The securities offered have not and will not be registered under the
United States Securities Act of 1933, as amended (the “U.S. Securities Act“), or any U.S. State securities laws and may not be offered or sold,
directly or indirectly, within the United States or its territories or
possessions or to or for the account of any U.S. person (as defined in
Regulation S under the U.S. Securities Act) other than pursuant to an
available exemption from the registration requirements of the U.S.
Securities Act. This press release does not constitute an offer to sell
or a solicitation of an offer to buy any such securities within the
United States
, or its territories or possessions, or to or for the
account of any U.S. person.

The offering of units is expected to close by the end of February or
early March 2013 and is subject to usual conditions.

About Summit II
Summit Industrial Income REIT is an openended mutual fund trust focused on growing and managing a portfolio of
light industrial properties across Canada. Summit II’s units are listed
on the TSX Venture Exchange and trade under the symbol SMU.UN.
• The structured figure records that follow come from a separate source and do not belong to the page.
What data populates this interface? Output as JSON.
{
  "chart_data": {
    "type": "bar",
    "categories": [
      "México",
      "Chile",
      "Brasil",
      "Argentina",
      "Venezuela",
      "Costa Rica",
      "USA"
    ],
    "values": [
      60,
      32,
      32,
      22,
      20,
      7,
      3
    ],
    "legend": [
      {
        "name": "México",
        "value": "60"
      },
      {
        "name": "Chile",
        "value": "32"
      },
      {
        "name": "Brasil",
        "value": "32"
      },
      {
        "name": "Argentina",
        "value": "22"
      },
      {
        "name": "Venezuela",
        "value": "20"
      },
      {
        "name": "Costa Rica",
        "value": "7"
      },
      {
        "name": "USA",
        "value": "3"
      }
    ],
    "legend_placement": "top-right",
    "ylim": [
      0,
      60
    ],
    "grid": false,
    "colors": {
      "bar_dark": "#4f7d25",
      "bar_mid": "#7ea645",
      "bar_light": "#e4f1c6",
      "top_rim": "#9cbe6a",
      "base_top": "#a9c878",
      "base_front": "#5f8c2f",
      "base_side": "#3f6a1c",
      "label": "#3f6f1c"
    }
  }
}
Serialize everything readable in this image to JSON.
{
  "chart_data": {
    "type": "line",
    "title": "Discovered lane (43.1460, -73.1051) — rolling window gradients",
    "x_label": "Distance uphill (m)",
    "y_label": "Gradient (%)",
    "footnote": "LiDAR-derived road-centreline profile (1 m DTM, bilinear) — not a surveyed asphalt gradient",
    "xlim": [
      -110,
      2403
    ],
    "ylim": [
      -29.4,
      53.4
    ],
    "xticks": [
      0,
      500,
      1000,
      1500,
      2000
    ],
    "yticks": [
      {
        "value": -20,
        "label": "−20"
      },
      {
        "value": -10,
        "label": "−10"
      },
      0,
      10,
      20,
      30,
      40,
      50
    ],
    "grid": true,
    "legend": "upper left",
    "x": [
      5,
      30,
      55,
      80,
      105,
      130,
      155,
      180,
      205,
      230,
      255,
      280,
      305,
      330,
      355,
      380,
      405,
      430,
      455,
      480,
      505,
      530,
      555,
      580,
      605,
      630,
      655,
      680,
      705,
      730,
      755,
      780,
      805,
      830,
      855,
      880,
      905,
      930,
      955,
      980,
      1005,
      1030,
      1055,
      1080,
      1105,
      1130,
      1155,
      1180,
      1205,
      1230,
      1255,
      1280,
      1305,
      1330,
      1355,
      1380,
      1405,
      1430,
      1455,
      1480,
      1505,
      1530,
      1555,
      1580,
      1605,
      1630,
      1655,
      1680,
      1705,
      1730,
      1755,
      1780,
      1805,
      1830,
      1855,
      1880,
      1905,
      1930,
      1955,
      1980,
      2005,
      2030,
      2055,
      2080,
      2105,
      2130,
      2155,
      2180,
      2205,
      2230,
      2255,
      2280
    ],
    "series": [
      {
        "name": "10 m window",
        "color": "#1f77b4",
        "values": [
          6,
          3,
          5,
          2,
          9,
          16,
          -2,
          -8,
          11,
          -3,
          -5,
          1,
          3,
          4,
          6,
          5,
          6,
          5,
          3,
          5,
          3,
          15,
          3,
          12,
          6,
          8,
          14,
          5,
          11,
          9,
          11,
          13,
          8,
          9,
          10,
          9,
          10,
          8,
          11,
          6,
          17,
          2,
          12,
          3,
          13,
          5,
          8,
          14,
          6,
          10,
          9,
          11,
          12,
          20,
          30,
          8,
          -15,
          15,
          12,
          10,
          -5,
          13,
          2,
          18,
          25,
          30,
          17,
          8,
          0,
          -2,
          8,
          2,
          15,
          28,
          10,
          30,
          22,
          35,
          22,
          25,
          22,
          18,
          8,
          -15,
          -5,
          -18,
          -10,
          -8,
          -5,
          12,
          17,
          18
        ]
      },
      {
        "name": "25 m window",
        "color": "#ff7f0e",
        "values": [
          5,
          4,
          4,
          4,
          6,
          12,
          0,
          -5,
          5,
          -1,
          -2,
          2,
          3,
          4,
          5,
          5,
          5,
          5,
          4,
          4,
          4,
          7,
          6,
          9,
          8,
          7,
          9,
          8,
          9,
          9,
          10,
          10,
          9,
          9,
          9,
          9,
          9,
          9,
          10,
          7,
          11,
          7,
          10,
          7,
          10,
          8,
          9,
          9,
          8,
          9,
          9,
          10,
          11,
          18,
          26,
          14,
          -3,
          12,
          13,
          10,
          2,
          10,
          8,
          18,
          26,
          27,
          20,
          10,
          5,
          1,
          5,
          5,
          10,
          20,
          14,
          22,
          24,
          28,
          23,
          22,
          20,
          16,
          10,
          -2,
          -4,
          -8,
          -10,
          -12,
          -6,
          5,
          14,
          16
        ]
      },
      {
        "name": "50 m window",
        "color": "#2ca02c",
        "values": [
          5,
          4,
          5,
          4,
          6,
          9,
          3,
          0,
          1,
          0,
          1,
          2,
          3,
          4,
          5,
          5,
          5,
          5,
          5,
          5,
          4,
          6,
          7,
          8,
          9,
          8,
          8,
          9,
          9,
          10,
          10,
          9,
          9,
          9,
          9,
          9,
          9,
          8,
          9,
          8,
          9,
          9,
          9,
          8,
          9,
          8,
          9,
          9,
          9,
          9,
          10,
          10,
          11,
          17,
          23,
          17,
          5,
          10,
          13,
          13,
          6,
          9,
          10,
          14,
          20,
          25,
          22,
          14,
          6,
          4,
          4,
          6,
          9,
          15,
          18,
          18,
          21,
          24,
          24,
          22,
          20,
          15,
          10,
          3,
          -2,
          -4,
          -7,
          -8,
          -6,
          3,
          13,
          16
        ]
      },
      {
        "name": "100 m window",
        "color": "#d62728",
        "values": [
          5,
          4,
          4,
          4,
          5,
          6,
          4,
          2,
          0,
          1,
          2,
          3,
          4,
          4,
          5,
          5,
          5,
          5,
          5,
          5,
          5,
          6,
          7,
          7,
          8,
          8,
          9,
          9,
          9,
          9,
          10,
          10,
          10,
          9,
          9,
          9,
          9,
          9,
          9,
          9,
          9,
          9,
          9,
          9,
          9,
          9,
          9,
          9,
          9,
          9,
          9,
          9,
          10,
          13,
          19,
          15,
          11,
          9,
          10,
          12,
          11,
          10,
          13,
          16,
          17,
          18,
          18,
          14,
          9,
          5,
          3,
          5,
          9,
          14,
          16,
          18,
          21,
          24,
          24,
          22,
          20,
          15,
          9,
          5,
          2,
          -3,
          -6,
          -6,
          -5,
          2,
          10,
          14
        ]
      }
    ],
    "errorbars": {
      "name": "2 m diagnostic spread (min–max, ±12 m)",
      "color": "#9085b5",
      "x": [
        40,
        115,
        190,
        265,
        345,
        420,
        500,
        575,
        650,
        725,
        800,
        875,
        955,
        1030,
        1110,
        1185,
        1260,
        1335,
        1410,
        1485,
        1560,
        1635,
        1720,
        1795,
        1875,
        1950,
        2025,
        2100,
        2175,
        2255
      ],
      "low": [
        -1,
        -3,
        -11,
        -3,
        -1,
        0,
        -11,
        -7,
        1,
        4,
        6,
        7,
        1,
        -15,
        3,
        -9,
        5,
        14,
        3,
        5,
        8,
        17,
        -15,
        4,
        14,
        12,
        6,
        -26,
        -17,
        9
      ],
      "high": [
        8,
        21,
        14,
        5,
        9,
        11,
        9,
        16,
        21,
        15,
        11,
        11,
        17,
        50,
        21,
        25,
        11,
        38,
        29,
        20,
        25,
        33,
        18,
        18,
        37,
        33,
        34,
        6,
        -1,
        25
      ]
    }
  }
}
Caution Regarding Forward Looking Information
This news release contains forward-looking statements and
forward-looking information within the meaning of applicable securities
laws. The use of any of the words “expect”, “anticipate”, “continue”,
“estimate”, “objective”, “ongoing”, “may”, “will”, “project”, “should”,
“believe”, “plans”, “intends”, “goal” and similar expressions are
intended to identify forward-looking information or statements. More
particularly and without limitation, this news release contains forward
looking statements and information concerning the proposed offering of
units, the completion of the Acquisitions and the proposed closing of
the offering. The forward-looking statements and information are based
on certain key expectations and assumptions made by Summit II,
including identifying qualified candidates. Although Summit II believes
that the expectations and assumptions on which such forward-looking
statements and information are based are reasonable, undue reliance
should not be placed on the forward looking statements and information
because Summit II can give no assurance that they will prove to be
correct. By its nature, such forward-looking information is subject to
various risks and uncertainties, which could cause the actual results
and expectations to differ materially from the anticipated results or
expectations expressed. These risks and uncertainties include, but are
not limited to, market conditions, tenant risks, current economic
environment, environmental matters, general insured and uninsured risks
and Summit II being unable to obtain any required financing and
approvals. Readers are cautioned not to place undue reliance on this
forward-looking information, which is given as of the date hereof, and
to not use such forward looking information for anything other than its
intended purpose. Summit II undertake no obligation to update publicly
or revise any forward-looking information, whether as a result of new
information, future events or otherwise, except as required by law.

Neither the TSX Venture Exchange nor its Regulation Services Provider
(as that term is defined in the policies of the TSX Venture Exchange)
accepts responsibility for the adequacy or accuracy of this release.